How to reset user rights in the default domain group policy in Windows Server 2003

This article describes how to reset user rights in the default domain Group Policy object (GPO) in Windows Server 2003.

Applies to:   Windows Server 2003
Original KB number:   324800

Summary

The default domain GPO contains many default user-rights settings. Sometimes, if you change the default settings, unexpected restrictions may be put on user rights. If the changes are unexpected or if the changes were not recorded so that you do not know which changes were made, you may have to reset the user-rights settings to their default values.

Reset User Rights for the Default Domain GPO

To restore user rights to use the default settings for the default domain GPO, follow the procedures that are described in this section in the order that they are presented.

Warning

Make sure that you use caution when you perform the following procedures. If you configure the GPO template incorrectly, you may cause your domain controllers to be inoperable.

Edit the Gpttmpl.inf File

To edit the Gpttmpl.inf file, follow these steps.

Important

Back up the Gpttmpl.inf file before you perform this procedure.

  1. Start Windows Explorer and open the following folder, where Sysvol_path is the path of the Sysvol folder:

    Sysvol_path\Sysvol\DomainName\Policies\{31B2F340-016D-11D2-945F-00C04FB984F9}\Machine\Microsoft\Windows NT\SecEdit

    Note

    The default path of the Sysvol folder is %SystemRoot%\Sysvol.

  2. Right-click Gpttmpl.inf, and then click Open.

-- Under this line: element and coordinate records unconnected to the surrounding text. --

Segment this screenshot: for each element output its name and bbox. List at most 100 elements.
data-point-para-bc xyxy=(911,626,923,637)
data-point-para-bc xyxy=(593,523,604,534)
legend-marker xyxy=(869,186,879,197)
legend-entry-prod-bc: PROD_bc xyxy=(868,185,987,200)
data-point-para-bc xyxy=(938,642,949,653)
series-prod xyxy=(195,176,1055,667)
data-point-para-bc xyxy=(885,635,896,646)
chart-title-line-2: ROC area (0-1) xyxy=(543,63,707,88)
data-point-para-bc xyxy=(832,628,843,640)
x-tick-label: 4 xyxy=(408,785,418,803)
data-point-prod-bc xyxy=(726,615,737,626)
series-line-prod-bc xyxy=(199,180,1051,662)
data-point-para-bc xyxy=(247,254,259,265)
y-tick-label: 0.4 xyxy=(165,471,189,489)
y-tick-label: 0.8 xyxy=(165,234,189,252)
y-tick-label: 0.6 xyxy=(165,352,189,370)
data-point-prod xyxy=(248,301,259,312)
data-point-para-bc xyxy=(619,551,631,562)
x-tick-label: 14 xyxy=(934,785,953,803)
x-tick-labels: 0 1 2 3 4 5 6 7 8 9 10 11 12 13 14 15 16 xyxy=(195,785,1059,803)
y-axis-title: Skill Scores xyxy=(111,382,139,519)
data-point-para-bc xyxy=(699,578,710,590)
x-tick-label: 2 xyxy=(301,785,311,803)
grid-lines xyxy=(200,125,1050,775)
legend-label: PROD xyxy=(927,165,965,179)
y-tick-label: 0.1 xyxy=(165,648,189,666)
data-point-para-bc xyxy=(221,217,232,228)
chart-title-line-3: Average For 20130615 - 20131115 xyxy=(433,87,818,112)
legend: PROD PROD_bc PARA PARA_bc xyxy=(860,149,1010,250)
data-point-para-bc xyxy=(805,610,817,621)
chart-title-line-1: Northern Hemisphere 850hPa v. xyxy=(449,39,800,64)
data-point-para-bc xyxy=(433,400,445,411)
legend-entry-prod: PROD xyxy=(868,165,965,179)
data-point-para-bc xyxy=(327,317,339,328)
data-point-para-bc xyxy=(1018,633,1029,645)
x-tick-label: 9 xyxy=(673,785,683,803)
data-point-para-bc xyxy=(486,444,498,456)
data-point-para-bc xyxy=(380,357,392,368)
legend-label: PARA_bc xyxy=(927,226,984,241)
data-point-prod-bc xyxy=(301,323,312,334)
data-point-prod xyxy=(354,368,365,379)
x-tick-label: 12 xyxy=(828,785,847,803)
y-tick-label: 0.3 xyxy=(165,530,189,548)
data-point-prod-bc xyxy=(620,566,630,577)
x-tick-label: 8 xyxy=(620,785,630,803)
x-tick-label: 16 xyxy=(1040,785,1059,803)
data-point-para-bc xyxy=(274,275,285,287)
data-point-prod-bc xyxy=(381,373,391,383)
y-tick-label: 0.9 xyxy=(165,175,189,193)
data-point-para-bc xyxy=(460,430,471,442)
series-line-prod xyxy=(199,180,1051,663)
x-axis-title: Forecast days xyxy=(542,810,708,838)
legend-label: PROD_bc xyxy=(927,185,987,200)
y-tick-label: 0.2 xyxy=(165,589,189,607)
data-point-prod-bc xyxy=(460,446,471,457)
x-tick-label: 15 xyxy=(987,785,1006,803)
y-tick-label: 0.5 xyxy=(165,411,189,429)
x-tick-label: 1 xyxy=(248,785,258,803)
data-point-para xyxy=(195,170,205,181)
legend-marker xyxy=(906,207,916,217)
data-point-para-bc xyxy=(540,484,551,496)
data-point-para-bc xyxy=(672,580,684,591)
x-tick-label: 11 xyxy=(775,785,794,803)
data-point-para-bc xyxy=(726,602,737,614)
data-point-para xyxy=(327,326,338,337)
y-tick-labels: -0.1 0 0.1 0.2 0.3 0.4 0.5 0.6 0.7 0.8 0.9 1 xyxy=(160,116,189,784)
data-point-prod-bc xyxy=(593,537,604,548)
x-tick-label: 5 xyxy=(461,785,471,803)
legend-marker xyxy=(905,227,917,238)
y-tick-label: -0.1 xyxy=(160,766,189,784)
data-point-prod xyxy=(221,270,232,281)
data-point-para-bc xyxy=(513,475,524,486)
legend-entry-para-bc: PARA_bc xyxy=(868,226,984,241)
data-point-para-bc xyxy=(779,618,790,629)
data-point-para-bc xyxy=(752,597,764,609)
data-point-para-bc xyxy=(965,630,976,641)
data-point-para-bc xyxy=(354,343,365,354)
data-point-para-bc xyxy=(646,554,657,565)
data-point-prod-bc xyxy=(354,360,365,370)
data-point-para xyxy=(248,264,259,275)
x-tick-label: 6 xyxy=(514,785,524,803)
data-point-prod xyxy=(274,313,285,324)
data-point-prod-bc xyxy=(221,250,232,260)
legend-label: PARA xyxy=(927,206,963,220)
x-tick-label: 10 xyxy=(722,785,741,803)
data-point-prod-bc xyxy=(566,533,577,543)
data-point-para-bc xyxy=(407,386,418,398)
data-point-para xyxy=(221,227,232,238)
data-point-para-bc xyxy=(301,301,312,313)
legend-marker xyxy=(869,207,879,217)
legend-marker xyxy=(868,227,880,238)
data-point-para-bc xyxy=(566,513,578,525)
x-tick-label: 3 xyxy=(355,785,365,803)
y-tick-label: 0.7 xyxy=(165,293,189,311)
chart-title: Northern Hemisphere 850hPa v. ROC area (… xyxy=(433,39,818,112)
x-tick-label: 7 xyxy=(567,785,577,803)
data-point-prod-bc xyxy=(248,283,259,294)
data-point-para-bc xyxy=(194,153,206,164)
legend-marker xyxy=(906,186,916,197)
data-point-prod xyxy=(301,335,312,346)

  3. To completely reset the user rights to the default settings, replace the existing information in the Gpttmpl.inf file with the following default user-rights information. To do so, paste the following text in the appropriate section of your current Gpttmpl.inf file:

    Unicode=yes  
    [System Access]  
    MinimumPasswordAge = 0  
    MaximumPasswordAge = 42  
    MinimumPasswordLength = 0  
    PasswordComplexity = 0  
    PasswordHistorySize = 1  
    LockoutBadCount = 0  
    RequireLogonToChangePassword = 0  
    ForceLogoffWhenHourExpire = 0  
    ClearTextPassword = 0  
    [Kerberos Policy]  
    MaxTicketAge = 10  
    MaxRenewAge = 7  
    MaxServiceAge = 600  
    MaxClockSkew = 5  
    TicketValidateClient = 1  
    [Version]  
    signature="$CHICAGO$"  
    Revision=1
    
  4. On the File menu, click Save, and then click Exit.

    Note

    The permissions settings that result from this procedure are the same as the permissions that are compatible with pre-Microsoft Windows 2000 users and permissions that are compatible only with Windows 2000 users.

Edit the Gpt.ini File

The Gpt.ini file controls the GPO template version numbers. You must edit the Gpt.ini file to increase the GPO template version number. To do so:

  1. Start Windows Explorer and open the following folder, where Sysvol_path is the path of the Sysvol folder: Sysvol_path\Sysvol\Domain\Policies\{31B2F340-016D-11D2-945F-00C04FB984F9}

    Note

    The default path of the Sysvol folder is %SystemRoot%\Sysvol.

  2. Right-click Gpt.ini, and then click Open.

  3. Increase the version number to a number that is sufficient to guarantee that typical replication does not outdate the new version number before the policy is reset. Increment the number either by adding the number "0" to the end of the version number or the number "1" to the beginning of the version number.

  4. On the File menu, click Save, and then click Exit.

Use GPUpdate to Refresh the Group Policy

Apply the new GPO by using the GPUpdate tool to manually reapply all policy settings. To do so:

  1. Click Start, and then click Run.

  2. In the Open box, type cmd, and then click OK.

  3. At the command prompt, type the following line, and then press ENTER: GPUpdate /Force

  4. Type exit and then press ENTER to quit the command prompt.

    Note

    To look for errors in policy processing, review the event log.

Use Event Viewer to verify that the GPO was successfully applied. To do so:

  1. Click Start, point to Administrative Tools, and then click Event Viewer.
  2. Click Application.

Look for Event ID 1704 to verify that the GPO was successfully applied.